I just want to be the best person that I can be.
I don't want to be depended on others, but only on my Savior.
I want to stop being such a hater, towards myself and others.
I need to forgive people, but not let them trample me again.

If those sound like resolutions to you, then maybe that's what they are. To me, it's things I've always wanted... this is just a time where a "clean slate" could, i presume, be given to me.

2010, I have no idea what will occur this year. I know that I'll turn seventeen. (GETTING OLD.) I'll be starting my senior year of high school. I'll have my last year attending Warren W. Willis summer camp. That's really all I know, the rest of it is opened with... possibilities.

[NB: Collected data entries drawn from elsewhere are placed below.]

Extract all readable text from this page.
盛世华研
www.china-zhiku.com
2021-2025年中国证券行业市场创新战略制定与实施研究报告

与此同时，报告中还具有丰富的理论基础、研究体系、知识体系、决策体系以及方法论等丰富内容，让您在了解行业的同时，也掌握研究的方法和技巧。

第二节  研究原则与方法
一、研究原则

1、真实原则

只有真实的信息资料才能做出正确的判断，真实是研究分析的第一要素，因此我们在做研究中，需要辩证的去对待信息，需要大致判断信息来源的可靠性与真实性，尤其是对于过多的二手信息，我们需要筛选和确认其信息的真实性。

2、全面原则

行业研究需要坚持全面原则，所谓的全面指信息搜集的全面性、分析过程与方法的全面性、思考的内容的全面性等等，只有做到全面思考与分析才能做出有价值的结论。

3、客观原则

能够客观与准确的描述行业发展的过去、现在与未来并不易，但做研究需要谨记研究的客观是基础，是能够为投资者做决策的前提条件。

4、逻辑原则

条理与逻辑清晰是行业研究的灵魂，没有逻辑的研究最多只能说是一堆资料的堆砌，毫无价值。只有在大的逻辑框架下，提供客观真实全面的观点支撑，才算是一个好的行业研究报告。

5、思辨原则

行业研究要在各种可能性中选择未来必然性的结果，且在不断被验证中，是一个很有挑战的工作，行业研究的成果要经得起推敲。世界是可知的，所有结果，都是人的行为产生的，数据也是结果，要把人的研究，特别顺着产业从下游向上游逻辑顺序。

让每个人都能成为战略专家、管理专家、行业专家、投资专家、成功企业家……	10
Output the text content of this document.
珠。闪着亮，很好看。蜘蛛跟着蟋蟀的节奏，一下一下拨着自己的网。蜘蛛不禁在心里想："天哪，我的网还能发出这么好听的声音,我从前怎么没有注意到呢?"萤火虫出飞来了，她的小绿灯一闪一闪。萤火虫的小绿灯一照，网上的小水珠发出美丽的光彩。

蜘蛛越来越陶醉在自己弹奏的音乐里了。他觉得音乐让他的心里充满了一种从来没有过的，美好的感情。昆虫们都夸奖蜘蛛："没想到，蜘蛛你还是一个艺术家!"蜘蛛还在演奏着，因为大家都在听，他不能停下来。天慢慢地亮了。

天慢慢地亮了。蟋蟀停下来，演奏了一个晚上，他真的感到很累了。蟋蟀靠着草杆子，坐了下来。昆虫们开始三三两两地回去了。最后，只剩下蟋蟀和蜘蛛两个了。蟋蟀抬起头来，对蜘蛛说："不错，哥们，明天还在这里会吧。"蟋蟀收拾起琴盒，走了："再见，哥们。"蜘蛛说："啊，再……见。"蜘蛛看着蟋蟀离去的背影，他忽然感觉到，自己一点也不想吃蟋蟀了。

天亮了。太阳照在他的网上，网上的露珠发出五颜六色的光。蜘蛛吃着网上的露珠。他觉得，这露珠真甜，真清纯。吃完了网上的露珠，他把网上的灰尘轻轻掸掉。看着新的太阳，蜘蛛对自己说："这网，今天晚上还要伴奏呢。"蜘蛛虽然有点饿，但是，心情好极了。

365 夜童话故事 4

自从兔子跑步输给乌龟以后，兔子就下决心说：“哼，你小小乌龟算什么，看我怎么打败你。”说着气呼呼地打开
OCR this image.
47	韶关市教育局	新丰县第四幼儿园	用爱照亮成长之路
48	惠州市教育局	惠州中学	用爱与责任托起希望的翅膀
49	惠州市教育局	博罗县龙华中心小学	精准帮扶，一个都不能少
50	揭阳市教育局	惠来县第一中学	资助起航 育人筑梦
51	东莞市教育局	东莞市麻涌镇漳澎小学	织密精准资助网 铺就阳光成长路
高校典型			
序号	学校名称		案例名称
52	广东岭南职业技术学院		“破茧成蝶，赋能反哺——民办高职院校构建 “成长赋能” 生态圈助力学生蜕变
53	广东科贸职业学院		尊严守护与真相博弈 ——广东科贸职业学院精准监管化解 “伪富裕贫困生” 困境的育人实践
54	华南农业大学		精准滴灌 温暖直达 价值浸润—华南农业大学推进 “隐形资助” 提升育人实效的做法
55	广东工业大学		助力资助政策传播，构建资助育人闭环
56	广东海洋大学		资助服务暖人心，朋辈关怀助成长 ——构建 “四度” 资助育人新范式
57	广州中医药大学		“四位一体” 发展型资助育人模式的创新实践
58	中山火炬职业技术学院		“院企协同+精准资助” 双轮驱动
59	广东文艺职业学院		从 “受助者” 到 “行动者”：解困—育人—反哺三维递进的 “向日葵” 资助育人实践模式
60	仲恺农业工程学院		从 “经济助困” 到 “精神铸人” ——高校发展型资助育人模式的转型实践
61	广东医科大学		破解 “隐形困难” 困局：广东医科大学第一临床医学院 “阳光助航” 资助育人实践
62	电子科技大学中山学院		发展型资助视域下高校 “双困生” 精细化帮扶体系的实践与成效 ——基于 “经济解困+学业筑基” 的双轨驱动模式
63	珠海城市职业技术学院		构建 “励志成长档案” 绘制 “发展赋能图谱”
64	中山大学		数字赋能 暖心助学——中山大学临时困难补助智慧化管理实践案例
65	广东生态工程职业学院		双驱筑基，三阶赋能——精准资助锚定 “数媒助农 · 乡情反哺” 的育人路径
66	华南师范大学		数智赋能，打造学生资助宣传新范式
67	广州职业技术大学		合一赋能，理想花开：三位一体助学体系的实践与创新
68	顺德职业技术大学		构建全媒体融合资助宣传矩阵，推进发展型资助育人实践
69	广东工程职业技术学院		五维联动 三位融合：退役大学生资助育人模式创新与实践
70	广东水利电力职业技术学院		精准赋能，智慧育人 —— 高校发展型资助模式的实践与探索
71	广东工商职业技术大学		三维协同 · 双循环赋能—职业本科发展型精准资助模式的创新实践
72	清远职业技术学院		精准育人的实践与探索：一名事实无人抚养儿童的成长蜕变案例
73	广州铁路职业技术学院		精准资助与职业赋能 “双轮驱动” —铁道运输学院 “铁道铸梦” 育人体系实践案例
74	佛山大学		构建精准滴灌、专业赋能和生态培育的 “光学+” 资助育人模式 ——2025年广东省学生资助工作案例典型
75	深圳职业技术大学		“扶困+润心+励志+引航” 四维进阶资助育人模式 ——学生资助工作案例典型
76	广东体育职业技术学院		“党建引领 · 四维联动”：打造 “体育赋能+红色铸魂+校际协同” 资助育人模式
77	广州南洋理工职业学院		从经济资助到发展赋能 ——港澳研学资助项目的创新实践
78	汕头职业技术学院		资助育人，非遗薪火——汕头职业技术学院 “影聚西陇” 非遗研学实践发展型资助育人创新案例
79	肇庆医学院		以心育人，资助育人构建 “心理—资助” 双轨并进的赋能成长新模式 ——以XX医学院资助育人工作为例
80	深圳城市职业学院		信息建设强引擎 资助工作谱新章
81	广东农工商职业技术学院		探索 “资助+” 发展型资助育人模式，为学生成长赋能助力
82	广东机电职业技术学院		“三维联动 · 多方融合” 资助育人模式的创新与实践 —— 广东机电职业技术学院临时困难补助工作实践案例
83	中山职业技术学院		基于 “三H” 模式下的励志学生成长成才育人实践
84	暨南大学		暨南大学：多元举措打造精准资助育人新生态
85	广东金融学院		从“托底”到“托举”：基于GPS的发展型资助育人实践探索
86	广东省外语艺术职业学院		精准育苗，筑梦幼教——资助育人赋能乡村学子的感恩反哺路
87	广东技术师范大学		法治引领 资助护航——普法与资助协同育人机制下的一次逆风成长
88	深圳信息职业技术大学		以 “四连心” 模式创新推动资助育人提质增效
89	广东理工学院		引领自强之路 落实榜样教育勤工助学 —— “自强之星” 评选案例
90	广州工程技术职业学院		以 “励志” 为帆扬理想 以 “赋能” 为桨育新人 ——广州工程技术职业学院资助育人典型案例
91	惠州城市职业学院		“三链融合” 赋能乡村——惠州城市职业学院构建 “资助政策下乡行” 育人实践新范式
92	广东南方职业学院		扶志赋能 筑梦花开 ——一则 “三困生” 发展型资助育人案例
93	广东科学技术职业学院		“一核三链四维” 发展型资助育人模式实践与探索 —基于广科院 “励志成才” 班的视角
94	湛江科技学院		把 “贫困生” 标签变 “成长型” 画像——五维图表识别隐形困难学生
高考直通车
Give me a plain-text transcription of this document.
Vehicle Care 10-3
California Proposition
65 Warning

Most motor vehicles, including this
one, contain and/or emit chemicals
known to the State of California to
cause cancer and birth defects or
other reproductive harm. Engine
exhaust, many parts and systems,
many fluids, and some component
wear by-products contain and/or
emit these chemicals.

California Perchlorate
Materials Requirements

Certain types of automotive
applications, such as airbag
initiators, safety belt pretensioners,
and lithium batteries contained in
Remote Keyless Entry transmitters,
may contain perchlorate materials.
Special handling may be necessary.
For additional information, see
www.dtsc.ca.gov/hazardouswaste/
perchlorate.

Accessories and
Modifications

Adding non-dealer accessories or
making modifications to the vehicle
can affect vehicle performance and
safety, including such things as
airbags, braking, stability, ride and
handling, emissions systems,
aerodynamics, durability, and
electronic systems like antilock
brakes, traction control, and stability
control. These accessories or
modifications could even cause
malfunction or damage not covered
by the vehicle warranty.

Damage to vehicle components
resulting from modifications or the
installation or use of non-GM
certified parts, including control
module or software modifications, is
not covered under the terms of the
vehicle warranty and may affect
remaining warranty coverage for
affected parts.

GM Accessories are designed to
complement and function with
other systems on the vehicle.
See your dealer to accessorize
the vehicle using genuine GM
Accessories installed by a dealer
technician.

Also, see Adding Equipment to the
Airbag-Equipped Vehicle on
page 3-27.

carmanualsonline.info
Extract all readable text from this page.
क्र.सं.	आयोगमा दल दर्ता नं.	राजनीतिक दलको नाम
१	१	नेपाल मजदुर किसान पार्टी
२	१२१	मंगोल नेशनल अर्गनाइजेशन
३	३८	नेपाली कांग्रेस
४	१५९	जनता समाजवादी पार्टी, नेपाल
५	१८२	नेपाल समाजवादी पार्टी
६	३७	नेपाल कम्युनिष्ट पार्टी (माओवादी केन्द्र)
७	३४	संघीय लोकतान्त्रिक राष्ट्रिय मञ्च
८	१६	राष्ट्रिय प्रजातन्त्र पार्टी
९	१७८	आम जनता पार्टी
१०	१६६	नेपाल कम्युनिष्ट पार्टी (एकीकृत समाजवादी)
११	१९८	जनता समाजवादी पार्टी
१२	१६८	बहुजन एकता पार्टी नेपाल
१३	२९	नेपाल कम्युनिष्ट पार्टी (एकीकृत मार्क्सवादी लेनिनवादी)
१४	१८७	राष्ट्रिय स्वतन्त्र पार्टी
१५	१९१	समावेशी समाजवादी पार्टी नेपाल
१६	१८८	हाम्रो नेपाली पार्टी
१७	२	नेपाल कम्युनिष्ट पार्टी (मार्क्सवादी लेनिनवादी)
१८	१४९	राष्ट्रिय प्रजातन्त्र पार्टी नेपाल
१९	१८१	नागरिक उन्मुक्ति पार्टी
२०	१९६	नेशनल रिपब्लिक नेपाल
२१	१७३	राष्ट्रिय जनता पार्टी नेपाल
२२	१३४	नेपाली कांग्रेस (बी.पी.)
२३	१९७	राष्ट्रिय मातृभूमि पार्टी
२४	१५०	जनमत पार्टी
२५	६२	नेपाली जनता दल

Today's I need not to only say goodbye to 2009, but also, '08, '07, and '06. Years I've been holding onto much to tightly. They're over now. Some of them are filled with wonderful memories but I cannot let those memories hold me back anymore from being the person that I want to become. I'm smarter then I was then, I'm better then I was then. Letting go of these years, these priceless years, will not kill me. I need to remember what I learned from them. I learned so much within' these past four years. Met Jesus Christ. Made friendships that I didn't know could actually be a real life thing, even if those friends are not in my life any more. I've been places and done things that I would never expect myself to have done. I've grown up. Not to say I'm done growing up, because if that was so... well, I'd be in a pickle.

I just need the reassurance, whether I have to give it to myself or wait for someone else to tell me, that everything is going to be okay. That my past can be buried. That I am who I am, and regrets arn't worth it.

"It's my life, I'm taking a stand." - James Lucas Scott.

I'm April Mills, and I've got to much to loose.

No temptation has seized you except what is common to man. And God is faithful; He will not let you be tempted beyond what you can bear. But when you are tempted, He will also provide a way that you can stand up under it. - 1 Corinthians 10:13 NIV

Then again, maybe that, right there is all I needed to hear.